Monday, Nov. 16, 1953

Space Patrol. In Detroit, suing for divorce, Mrs. Sylvia Skolski charged that her husband Thomas had become "obsessed with the idea that space ships will land on earth. He reads pulp magazines and comic books for hours, excluding me from his company ..."

The Test. In Baton Rouge, asked why he had rowed some 2,000 miles down the Mississippi from Minnesota in an open skiff, Jeweler Matthew M. Bakula, 72, told reporters: "I wanted to show my family I was no sissy."

Deadly Weapon. In Johannesburg, South Africa, police hunted the four men who took $26 from a gas station cash register while holding the attendant at bay with a live lobster.

Expert Witness. In Los Angeles, when a holdup man handcuffed Tailor Manuel Hassel and walked off with three pairs of trousers, three pairs of socks and $60 in cash, Hassel refused to panic, later supplied police with the bandit's weight, coat size, waist measurement, shoe and sock sizes.

Below Par. In Yakima, Wash., Mrs. Ivon Cooper, 32, showed up at the local hospital, said she "hadn't been feeling well" since she fell off her roof three days before, was put to bed when doctors found she had a fractured skull, a broken ankle, two broken fingers.

On-the-Job Training. In Flint, Mich., arrested for forging $558 worth of checks, John A. McLeod, 25, tried to convince police that he was a college student majoring in criminal psychology who wanted "to get the feeling" of a criminal at work.

The Blow. In Saint-Nazaire, France, Madeleine Parageaud got word that she had inherited -L-32,700 ($91,560) from her aunt in Australia, refused to celebrate, said gloomily: "You can't have [both] money and peace. This is really bad luck."

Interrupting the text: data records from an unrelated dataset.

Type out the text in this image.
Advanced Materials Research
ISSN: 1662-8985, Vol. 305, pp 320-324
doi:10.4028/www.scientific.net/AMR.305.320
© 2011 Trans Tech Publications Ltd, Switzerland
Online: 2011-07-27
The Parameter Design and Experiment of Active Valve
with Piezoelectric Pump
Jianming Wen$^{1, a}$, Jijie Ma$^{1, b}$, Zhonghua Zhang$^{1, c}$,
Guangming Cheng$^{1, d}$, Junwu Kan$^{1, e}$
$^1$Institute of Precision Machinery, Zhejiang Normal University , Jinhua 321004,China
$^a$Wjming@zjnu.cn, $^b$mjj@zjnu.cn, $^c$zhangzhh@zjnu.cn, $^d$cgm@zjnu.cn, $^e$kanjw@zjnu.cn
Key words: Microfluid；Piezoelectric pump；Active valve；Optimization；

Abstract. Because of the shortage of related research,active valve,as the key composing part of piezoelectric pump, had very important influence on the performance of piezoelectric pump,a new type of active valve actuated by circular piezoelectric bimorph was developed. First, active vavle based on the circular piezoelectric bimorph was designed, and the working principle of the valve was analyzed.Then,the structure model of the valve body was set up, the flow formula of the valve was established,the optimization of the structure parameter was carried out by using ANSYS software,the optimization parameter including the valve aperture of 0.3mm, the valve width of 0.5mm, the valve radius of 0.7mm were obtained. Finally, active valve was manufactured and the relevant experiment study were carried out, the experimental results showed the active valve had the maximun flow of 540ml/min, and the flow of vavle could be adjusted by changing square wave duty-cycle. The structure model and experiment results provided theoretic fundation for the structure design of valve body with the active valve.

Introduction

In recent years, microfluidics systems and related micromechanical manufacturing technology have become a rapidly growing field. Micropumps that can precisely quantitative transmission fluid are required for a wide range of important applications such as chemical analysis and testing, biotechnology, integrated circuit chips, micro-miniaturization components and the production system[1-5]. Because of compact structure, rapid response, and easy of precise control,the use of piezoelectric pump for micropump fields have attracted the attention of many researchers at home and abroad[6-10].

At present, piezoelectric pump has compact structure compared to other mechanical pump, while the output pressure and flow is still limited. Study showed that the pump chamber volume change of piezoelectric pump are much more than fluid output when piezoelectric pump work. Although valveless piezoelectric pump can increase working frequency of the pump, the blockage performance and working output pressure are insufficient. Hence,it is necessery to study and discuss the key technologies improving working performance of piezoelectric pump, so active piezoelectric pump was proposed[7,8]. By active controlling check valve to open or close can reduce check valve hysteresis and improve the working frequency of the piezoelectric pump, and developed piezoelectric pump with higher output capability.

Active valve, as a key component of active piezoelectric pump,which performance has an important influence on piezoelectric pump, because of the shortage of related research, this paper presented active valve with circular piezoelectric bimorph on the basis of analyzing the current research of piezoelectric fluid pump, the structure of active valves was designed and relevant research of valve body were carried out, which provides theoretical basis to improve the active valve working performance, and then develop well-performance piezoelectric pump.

Reduced Charge. In Los Angeles, jailed on suspicion of auto theft, ex-Convict Henry Segura swiped Cellmate Manuel Salazar's clothes and identification cards, paid Salazar's $25 fine for drunkenness and calmly walked out the front door.

Foreign Influence. In London, Seaman Alexander Miller was convicted of drunkenness and fined 5 shillings, despite his contention: "I [was] suffering from a strange Chinese disease."

Time to Retire. In Madison, Wis., Leonard Green, 50, won a divorce after testifying that his wife Bertean had nagged him incessantly, made him decide to leave home when he found her in the kitchen sprinkling ground glass on hamburgers "to feed some animals around here."